NO WRITER ATTRIBUTED

One of the most complex issues confronting University officials in their drive for improved health facilities is the problem of student health insurance. It has become apparent that the $37.50 a year medical fee for all students is no longer adequate to meet the varied health needs of the University. Any new health plan must overcome several important deficiencies in the present program.

Since the University fee covers only medical costs incurred during the school year, students who want protection for the entire year must turn to other forms of health insurance like Blue Cross and thus face the unwelcome prospect of a double expense. Moreover, the student who is forced to undergo a serious operation may find himself in acute financial difficulties under the present system. While his University fee pays for such expenses as ward costs in downtown hospitals, laboratory fees, and X-rays, it does not cover another major medical item, the surgeon's fee. And the current program has worked a hardship on married students. For they must still pay the University medical fee, even though many join a regular health insurance plan in order to obtain coverage for their families.

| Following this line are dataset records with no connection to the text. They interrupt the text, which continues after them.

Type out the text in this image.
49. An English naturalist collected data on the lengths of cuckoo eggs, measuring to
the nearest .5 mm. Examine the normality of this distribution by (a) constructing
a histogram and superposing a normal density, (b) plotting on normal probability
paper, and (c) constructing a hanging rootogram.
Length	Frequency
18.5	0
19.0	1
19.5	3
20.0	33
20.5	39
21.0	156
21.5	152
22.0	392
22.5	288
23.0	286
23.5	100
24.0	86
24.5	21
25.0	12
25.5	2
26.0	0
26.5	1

Blue Cross coverage for all students has often been suggested as a solution for the insurance problem. But the ordinary Blue Cross program is far from a panacea for the ills afflicting the medical set-up. While Blue Cross would give a more complete coverage than the present University fee, it pays only $12 a day for hospitalization costs. Yet ward costs in any of the local hospitals run to at least $17 a day, a gap that many students would be hard-pressed to fill from their own pockets. In this respect, the current University fee is actually more satisfactory, for the University pays the full $17 a day costs up to a period of two weeks And Blue Cross also fails to provide coverage for mental or tuberculosis cases, which University hygiene officials consider a necessary part of a comprehensive student insurance system.

Any of several possible plans now under consideration might provide an adequate insurance program. The University could negotiate a contract with a private insurance company or a special policy with Blue Cross, correcting the deficiencies in that program. Or the University could undertake a self-supporting mutual insurance plan of its own without outside financial arrangements. In any event, only proposals meeting the standards of adequate coverage would be considered. Economy for the student should then be the determining factor in the decision. Hygiene officials estimate that such a program might be instituted at a cost of only $50 to $55 a year for each student, with part of that sum devoted to the continuing upkeep of the Hygiene Department.

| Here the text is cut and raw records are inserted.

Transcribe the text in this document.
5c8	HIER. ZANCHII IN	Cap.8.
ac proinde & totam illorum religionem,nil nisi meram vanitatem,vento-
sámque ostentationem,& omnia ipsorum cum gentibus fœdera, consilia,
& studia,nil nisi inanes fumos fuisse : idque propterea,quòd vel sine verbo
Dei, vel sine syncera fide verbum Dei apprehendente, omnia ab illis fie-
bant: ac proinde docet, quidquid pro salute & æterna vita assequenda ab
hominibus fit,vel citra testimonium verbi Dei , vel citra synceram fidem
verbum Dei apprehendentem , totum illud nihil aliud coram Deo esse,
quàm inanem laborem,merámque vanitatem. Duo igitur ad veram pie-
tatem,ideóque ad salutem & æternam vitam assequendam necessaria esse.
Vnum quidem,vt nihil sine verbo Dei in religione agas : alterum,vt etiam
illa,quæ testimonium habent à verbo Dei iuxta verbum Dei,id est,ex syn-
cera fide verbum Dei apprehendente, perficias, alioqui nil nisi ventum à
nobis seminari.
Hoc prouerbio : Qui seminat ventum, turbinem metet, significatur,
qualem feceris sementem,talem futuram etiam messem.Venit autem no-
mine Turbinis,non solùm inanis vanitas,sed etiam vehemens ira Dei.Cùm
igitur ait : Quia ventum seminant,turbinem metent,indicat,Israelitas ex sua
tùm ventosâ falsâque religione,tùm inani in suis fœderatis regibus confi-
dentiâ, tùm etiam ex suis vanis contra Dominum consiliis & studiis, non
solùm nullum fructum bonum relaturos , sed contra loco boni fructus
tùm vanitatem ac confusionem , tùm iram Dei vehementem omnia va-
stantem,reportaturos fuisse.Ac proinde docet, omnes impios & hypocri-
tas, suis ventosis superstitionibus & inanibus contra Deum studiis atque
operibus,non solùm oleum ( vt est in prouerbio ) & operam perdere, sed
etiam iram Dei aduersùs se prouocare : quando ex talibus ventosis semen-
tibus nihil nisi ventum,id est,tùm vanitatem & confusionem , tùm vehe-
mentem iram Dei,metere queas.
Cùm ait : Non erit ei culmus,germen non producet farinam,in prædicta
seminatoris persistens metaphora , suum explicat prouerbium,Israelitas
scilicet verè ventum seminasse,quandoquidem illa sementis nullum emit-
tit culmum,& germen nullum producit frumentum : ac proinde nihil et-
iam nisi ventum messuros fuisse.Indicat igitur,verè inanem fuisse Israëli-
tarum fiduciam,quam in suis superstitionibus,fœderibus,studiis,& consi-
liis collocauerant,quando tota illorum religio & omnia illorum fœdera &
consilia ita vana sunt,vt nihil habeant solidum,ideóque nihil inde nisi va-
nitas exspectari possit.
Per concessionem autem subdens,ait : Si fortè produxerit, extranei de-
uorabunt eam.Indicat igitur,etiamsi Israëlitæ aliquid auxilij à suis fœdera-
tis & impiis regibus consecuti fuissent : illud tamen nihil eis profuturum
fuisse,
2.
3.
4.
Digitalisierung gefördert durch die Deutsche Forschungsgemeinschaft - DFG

One unsettled problem is the question of whether the insurance coverage should be voluntary or not. A voluntary insurance program could defeat its own purposes, however. Although it would give protection to those enrolled, it might also tempt students to pass up the needed coverage altogether. No doubt certain exceptions to the compulsory principle might have to be made, especially in the case of students who are already properly insured on coming to college and wish to maintain those policies. But these exceptions only prove the rule that should guide the University in its decision-comprehensive coverage for all students for their entire University years.